Now we reset the sequence. Asking for 5 points leads to the same first 5 points:

```
>>> engine.reset()
>>> engine.random(5)
array([[0.22166437, 0.07980522], # random
[0.72166437, 0.93165708],
[0.47166437, 0.41313856],
[0.97166437, 0.19091633],
[0.01853937, 0.74647189]])
```

And here we advance the sequence to get the same second set of 5 points:

```
>>> engine.reset()
>>> engine.fast_forward(5)
>>> engine.random(5)
array([[0.51853937, 0.52424967], # random
[0.26853937, 0.30202745],
[0.76853937, 0.857583 ],
[0.14353937, 0.63536078],
[0.64353937, 0.01807683]])
```

Note

By default, both `scipy.stats.qmc.Sobol`

and
`scipy.stats.qmc.Halton`

are scrambled. The convergence properties are
better, and it prevents the appearance of fringes or noticeable patterns
of points in high dimensions. There should be no practical reason not to
use the scrambled version.

## Making a QMC engine, i.e., subclassing `QMCEngine`

#

To make your own `scipy.stats.qmc.QMCEngine`

, a few methods have to be
defined.

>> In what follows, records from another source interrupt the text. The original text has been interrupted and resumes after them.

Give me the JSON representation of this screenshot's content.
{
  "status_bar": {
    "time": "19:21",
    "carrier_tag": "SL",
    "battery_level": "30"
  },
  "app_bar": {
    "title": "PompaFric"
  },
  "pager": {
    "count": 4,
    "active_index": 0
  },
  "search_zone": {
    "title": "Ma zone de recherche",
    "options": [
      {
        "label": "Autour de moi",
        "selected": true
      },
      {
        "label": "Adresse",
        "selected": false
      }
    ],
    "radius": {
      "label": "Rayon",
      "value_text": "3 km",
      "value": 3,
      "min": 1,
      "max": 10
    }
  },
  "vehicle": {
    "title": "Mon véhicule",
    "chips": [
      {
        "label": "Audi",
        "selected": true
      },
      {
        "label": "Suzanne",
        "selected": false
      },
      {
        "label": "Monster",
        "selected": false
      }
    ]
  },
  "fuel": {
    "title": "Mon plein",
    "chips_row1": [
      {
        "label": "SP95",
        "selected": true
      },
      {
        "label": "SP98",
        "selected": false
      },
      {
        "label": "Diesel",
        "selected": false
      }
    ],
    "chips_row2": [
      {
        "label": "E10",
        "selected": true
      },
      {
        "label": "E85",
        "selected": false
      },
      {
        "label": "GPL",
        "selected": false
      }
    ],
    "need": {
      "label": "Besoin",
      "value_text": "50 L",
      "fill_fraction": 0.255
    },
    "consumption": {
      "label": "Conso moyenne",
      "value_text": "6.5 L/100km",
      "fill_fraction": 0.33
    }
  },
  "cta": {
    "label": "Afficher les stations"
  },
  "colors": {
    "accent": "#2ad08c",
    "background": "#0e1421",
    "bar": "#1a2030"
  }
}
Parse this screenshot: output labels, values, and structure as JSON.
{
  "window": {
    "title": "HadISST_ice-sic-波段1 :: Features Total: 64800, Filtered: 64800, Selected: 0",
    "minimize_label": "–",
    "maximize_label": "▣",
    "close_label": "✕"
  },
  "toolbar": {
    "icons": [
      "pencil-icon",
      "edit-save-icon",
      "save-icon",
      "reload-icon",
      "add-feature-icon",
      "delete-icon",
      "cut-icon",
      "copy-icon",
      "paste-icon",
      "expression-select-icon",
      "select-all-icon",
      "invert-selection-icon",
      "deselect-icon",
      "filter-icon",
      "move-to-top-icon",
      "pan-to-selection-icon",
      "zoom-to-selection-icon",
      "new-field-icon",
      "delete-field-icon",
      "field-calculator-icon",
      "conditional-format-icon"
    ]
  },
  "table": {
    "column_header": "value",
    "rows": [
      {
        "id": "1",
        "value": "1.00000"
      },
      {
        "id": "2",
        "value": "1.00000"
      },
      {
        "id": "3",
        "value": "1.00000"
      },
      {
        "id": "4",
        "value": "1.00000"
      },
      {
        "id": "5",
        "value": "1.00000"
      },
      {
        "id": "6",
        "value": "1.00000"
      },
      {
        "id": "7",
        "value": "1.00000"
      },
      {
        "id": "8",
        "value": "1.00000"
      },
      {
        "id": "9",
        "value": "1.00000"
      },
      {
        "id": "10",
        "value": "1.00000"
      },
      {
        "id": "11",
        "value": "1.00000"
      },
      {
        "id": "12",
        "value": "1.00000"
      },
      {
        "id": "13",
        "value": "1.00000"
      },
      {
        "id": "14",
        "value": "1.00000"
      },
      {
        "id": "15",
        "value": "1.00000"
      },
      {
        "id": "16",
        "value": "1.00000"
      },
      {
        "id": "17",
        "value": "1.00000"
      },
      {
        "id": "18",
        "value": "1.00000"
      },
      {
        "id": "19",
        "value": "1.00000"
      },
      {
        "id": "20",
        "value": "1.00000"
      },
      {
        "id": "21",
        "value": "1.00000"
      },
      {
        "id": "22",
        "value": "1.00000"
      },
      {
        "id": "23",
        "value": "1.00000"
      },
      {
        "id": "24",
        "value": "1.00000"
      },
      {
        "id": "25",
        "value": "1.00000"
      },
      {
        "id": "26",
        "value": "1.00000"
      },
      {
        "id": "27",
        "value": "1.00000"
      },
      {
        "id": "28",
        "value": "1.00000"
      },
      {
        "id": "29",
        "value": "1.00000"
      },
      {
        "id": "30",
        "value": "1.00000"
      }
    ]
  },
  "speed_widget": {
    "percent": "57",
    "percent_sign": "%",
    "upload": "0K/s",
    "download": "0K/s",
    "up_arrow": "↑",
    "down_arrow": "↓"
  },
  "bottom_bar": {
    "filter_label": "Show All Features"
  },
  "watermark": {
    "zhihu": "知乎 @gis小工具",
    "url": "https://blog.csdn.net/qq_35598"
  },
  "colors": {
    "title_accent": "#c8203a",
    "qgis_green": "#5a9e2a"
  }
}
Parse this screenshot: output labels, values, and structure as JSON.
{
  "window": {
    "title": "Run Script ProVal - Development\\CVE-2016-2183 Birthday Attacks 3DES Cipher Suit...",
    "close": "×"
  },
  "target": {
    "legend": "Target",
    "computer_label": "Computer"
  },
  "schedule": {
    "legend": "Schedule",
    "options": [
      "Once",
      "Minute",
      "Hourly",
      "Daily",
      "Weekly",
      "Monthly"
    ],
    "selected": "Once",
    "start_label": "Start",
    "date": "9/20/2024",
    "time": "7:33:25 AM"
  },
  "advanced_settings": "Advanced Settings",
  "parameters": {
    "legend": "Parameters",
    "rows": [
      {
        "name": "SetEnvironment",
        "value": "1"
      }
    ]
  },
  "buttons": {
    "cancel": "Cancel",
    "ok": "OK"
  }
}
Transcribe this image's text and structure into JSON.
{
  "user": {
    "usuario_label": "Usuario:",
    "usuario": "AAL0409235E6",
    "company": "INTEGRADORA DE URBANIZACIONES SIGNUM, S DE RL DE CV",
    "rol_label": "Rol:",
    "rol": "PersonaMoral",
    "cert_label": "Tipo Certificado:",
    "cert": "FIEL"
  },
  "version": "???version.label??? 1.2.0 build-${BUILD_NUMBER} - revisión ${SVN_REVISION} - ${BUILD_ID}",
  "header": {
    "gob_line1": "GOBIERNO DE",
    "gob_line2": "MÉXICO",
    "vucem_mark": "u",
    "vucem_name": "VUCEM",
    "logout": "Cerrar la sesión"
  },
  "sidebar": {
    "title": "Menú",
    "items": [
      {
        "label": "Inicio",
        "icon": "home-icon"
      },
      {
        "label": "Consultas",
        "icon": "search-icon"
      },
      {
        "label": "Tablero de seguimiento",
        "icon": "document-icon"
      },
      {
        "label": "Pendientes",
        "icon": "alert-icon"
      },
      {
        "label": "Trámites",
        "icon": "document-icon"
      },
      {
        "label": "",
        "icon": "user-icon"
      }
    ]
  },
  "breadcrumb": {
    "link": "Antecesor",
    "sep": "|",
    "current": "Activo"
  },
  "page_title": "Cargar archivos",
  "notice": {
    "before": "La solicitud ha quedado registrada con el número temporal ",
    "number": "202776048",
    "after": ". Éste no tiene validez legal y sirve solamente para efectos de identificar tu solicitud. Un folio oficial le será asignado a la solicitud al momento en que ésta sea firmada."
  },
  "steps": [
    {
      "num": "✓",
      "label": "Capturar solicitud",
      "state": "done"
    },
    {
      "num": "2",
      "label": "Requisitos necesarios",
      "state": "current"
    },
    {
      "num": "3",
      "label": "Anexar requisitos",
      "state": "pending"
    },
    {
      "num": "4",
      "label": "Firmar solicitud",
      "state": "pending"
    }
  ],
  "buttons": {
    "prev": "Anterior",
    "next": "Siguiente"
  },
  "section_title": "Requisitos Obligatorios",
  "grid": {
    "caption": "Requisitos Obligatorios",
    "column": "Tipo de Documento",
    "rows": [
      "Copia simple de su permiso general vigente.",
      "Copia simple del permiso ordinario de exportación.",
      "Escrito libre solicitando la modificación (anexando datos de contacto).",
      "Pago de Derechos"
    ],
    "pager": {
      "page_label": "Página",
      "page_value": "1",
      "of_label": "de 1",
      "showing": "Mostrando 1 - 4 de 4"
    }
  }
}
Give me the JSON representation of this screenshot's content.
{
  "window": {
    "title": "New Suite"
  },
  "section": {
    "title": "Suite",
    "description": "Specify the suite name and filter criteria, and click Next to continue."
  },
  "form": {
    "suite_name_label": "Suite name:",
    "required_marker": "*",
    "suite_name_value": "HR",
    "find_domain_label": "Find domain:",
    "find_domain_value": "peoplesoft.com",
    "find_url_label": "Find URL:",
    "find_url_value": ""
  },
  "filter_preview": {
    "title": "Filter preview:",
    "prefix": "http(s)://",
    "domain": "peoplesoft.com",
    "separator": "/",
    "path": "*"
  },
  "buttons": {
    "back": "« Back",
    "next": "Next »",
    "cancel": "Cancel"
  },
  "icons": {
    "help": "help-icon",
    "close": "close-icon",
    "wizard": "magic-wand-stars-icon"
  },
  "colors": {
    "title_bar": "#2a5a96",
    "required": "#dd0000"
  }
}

Following is an example wrapping `numpy.random.Generator`

.

```
>>> import numpy as np
>>> from scipy.stats import qmc
>>> class RandomEngine(qmc.QMCEngine):
... def __init__(self, d, seed=None):
... super().__init__(d=d, seed=seed)
... self.rng = np.random.default_rng(self.rng_seed)
...
...
... def _random(self, n=1, *, workers=1):
... return self.rng.random((n, self.d))
...
...
... def reset(self):
... self.rng = np.random.default_rng(self.rng_seed)
... self.num_generated = 0
... return self
...
...
... def fast_forward(self, n):
... self.random(n)
... return self
```

Then we use it as any other QMC engine:

```
>>> engine = RandomEngine(2)
>>> engine.random(5)
array([[0.22733602, 0.31675834], # random
[0.79736546, 0.67625467],
[0.39110955, 0.33281393],
[0.59830875, 0.18673419],
[0.67275604, 0.94180287]])
>>> engine.reset()
>>> engine.random(5)
array([[0.22733602, 0.31675834], # random
[0.79736546, 0.67625467],
[0.39110955, 0.33281393],
[0.59830875, 0.18673419],
[0.67275604, 0.94180287]])
```

## Guidelines on using QMC#

QMC has rules! Be sure to read the documentation or you might have no benefit over MC.

Use

`scipy.stats.qmc.Sobol`

if you need**exactly**\(2^m\) points.`scipy.stats.qmc.Halton`

allows to sample, or skip, an arbitrary number of points. This is at the cost of a slower rate of convergence than*Sobol’*.Never remove the first points of the sequence. It will destroy the properties.

Scrambling is always better.

If you use LHS based methods, you cannot add points without losing the LHS properties. (There are some methods to do so, but this is not implemented.)